The Do-Over

“How do you stay in heaven?” Ossip asks, “Is it a kind of sophisticated rewind?” Her third collection of poems is haunted by the idea of ‘rewind,’ and especially by the teasing possibility that we, too—like the moon, like a plant—may be granted cycles of life, death, and rebirth. The book's overarching narrative is the death of the poet’s stepmother-in-law, a cherished, loving, eccentric woman who returns to its pages again and again.  But in spite of its focused grief and ontological urgency, The Do-Over is a varied collection—short acrostics mourn recently dead cultural icons (Amy Winehouse, Steve Jobs, Donna Summer); there's an ode to an anonymous Chinese factory worker, three “true stories” that read like anecdotes told over drinks, and more. The Do-Over is an unsentimental elegy to a mother figure, a fragmented portrait of its difficult, much loved subject. It's also a snapshot of our death-obsessed, death-denying cultural moment, which in Ossip's gifted hands turns out to be tremulous, skeptical, unsure of ultimate values and, increasingly, driven to find them. “I am still studying, aren’t you?” she begins. Readers will eagerly embrace the surprise, humor, and seriousness of her quest.
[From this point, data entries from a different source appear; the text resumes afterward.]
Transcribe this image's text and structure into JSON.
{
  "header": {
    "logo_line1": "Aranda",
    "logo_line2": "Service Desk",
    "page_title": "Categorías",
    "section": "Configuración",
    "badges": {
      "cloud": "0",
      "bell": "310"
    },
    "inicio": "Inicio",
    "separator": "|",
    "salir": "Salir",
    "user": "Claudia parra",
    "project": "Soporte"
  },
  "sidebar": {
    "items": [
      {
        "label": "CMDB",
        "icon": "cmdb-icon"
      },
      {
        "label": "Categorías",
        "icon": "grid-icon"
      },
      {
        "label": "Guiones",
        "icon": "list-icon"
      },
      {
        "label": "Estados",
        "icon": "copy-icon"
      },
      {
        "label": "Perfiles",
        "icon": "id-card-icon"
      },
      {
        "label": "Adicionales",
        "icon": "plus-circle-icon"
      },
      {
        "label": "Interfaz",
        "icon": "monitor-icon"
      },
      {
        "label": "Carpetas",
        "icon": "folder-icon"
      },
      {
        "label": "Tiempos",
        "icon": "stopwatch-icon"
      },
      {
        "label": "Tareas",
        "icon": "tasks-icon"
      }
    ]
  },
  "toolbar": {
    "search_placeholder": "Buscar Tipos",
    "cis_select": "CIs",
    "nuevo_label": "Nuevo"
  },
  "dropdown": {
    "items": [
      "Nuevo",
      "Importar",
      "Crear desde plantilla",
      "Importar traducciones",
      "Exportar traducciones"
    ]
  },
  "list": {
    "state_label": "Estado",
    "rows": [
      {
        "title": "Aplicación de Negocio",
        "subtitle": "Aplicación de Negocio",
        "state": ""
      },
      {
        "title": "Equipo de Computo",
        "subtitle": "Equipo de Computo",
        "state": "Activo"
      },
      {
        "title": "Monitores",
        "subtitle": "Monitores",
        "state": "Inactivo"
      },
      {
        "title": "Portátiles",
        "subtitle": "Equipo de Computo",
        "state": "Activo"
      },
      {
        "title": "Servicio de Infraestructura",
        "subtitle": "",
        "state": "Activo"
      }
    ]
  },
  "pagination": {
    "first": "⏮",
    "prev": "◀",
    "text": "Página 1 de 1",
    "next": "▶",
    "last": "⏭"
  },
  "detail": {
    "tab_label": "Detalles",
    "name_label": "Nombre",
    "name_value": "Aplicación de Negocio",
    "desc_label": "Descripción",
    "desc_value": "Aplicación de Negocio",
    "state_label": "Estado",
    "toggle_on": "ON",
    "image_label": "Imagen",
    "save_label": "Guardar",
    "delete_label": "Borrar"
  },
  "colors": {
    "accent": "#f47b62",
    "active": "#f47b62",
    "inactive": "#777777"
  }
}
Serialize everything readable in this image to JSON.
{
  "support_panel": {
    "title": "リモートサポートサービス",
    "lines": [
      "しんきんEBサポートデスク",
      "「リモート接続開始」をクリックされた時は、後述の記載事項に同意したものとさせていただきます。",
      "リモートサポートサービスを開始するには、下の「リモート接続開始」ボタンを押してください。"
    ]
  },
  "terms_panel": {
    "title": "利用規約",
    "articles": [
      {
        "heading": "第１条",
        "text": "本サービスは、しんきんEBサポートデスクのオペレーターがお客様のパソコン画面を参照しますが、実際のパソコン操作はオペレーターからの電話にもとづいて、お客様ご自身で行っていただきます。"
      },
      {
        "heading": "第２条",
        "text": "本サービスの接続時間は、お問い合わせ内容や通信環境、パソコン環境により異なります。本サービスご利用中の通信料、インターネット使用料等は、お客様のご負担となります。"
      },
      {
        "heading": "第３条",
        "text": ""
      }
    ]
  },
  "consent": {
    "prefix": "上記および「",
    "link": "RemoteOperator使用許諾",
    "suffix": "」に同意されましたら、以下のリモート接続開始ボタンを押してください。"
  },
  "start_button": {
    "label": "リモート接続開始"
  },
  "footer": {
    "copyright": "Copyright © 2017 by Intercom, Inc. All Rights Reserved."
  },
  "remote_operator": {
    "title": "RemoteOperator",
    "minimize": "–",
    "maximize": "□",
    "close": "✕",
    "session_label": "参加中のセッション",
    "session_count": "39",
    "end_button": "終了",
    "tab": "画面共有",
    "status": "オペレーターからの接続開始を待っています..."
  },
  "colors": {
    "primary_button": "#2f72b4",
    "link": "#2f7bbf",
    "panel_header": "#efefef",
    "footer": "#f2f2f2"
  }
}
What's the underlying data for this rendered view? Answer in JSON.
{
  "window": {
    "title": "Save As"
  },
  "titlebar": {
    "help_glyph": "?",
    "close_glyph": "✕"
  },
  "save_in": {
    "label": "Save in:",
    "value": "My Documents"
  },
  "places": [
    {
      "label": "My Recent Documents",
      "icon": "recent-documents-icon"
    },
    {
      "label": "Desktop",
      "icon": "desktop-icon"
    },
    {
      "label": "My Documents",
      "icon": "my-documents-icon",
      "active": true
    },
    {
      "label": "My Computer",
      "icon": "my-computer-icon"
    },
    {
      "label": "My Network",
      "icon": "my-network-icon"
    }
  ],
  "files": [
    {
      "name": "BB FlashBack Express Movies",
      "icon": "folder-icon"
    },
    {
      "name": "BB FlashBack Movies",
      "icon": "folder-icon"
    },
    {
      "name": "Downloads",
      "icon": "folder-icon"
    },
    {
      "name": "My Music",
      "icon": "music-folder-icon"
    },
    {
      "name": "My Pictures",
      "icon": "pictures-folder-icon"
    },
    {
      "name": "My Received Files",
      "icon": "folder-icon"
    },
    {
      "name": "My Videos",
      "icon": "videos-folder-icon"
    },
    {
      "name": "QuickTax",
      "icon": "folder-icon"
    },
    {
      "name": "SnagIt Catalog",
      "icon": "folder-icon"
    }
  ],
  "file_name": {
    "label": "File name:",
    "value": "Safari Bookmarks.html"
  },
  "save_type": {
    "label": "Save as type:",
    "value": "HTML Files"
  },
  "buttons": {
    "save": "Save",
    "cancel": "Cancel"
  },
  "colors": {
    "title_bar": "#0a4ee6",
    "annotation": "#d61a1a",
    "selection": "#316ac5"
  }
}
It may be the case that Ossip understands the elasticity and capaciousness of contemporary poetry better than anybody. Her poems bubble out of what Seamus Heaney called "the word hoard," which has grown, lately, beyond the primordial mulch of language to include the impossibly overlapping registers of the Internet and mass media, along with all the basic grunting and cooing of the human condition. By which I mean her poems are fun and deadly serious at once... 

—Craig Morgan Teicher, NPR 

Though they sound nothing alike, Ossip ended up reminding me of Sylvia Plath, who appears in the book on multiple occasions and lingers as a kind of gravity, a magnetic attraction to experience so strong that language bends almost past sense in order to get it right. ... 

—Jonathan Farmer, Slate 

Ossip writes to remember the dead...; to face her own death without panic, if she can; to help us face ours; and to show how an aggressively up-to-date vocabulary — one that would make a lesser writer sound jaded, or bored, or distracted by pings from her iPhone — can fit the most serious of poetic concerns. The Do-Over ... gives us traditional mourning and glib modern language simultaneously, then lets the dissonance jangle and ring. 

—Stephanie Burt, New York Times Book Review 

Working in acrostics, chain verse, prose, couplets, quatrains, Ossip's a magpie who pilfers from magpies... she has an eye for "the light of the culture: gold and misleading" and an ear that saves her wisdom moments from bluntness: "I see the forest, I see the trees. / What I can't see is the / dappled clearing I'm standing on." And then she devastates you by removing a single letter from a common poetic word: "In the clearing, the now is falling."